One compelling example of SLiPP's potential lies in its prediction of GDAP2, a protein implicated in spinocerebellar ataxia, as a lipid-binding protein. SLiPP identified a large hydrophobic pocket within the CRAL-TRIO domain of GDAP2, suggesting a potential lipid-binding site. Interestingly, pathogenic mutations in GDAP2 co-localize with this predicted pocket, suggesting a link between lipid binding and disease pathogenesis.
To understand the underlying features driving SLiPP's predictions, the researchers analyzed the importance of the 17 pocket descriptors used by the classifier model. They found that hydrophobicity-related features, particularly the hydrophobicity score and mean local hydrophobicity density, were the most important factors in distinguishing LBPs from other pockets. This finding reinforces the importance of hydrophobicity in lipid binding and explains the tendency of SLiPP to misidentify heme-binding pockets as LBPs due to their shared hydrophobic characteristics.

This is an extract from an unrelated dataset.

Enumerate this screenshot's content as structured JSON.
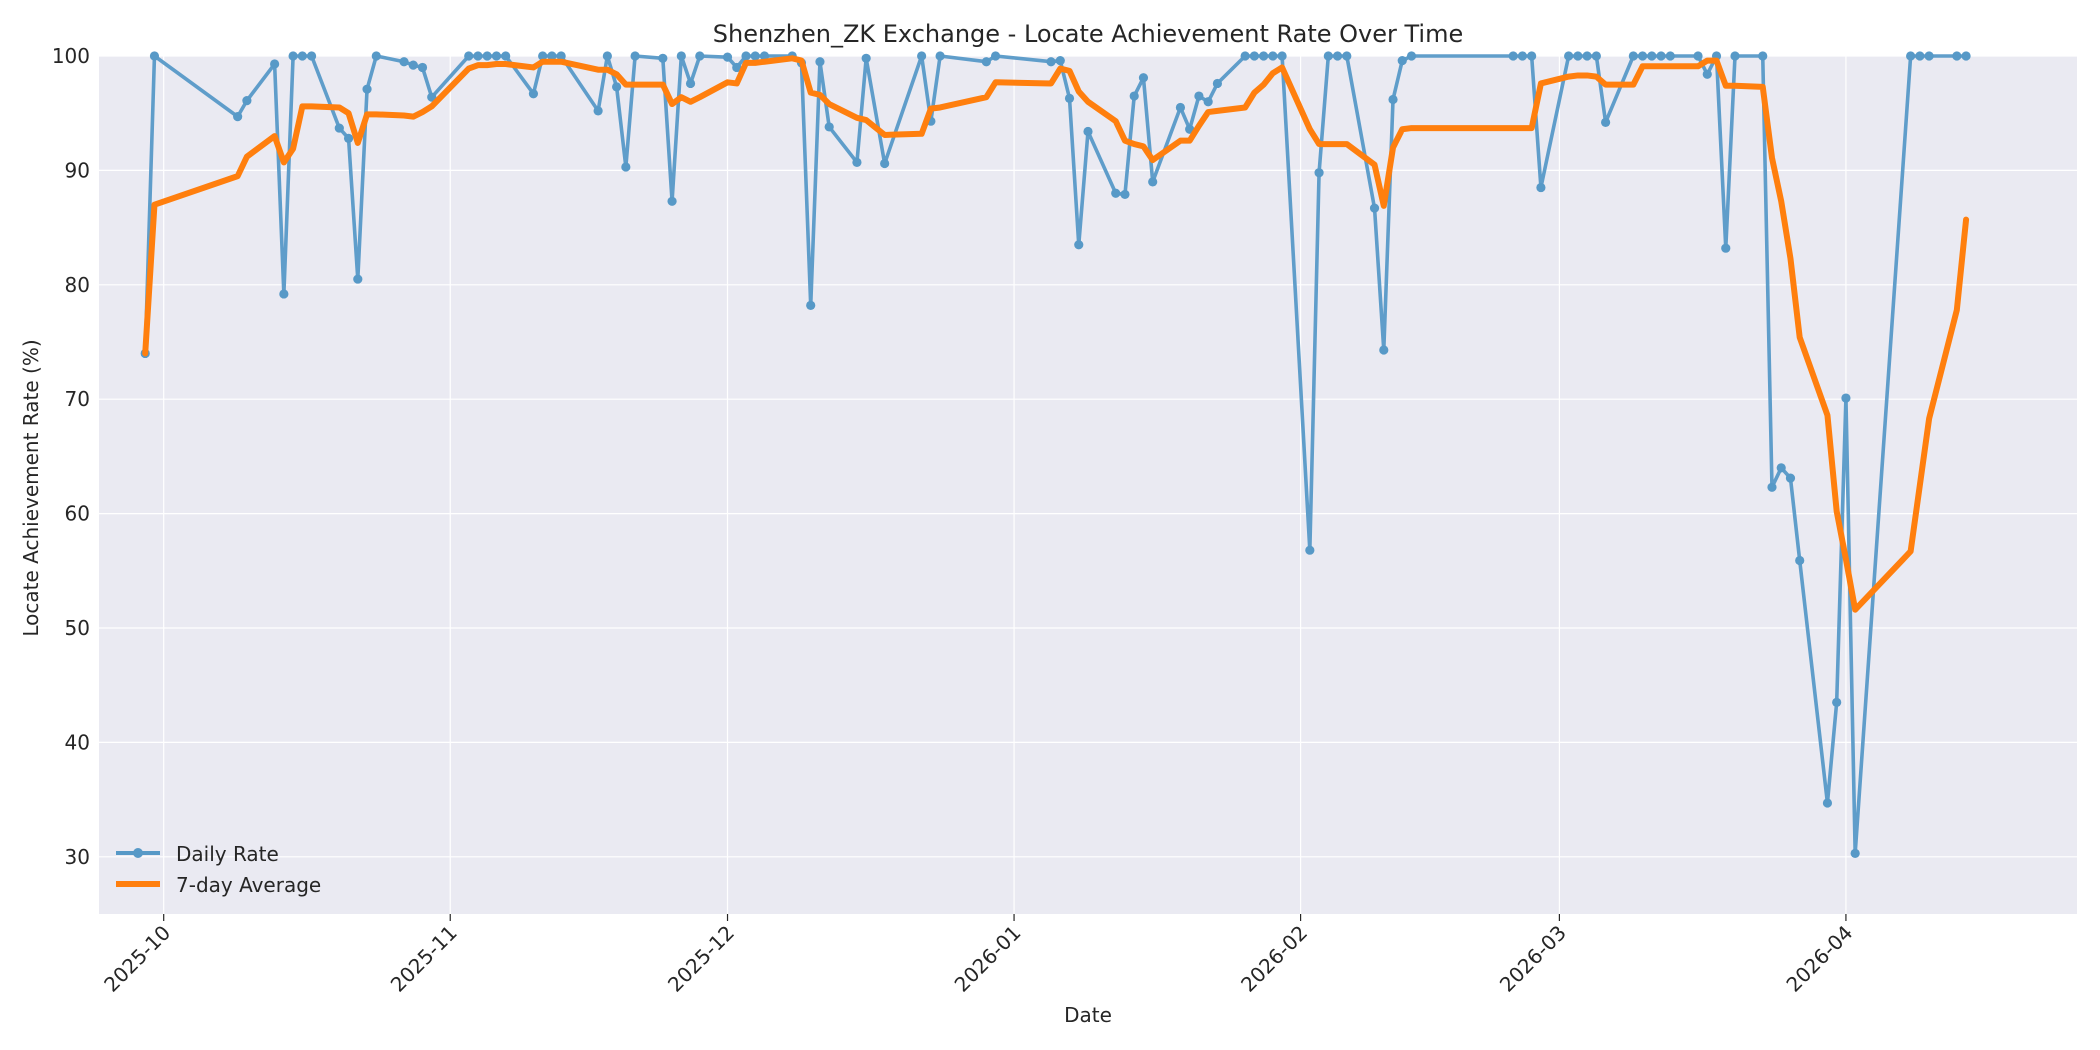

In conclusion, SLiPP represents a significant advancement in the field of lipid biology by providing a rapid and accurate method for identifying lipid-binding proteins on a proteome-wide scale. Its reliance on physiochemical properties rather than sequence homology allows for the discovery of novel lipid-binding domains and expands our understanding of lipid-protein interactions. While SLiPP has certain limitations, particularly its inability to detect lipid binding sites formed upon protein oligomerization, its high precision and ability to predict lipid-binding proteins in poorly studied organisms make it a valuable tool for advancing research in this field. The researchers anticipate that SLiPP will be particularly useful in identifying new drug targets for bacterial infections by revealing lipid-binding proteins in pathogenic bacteria that rely on host lipids for survival.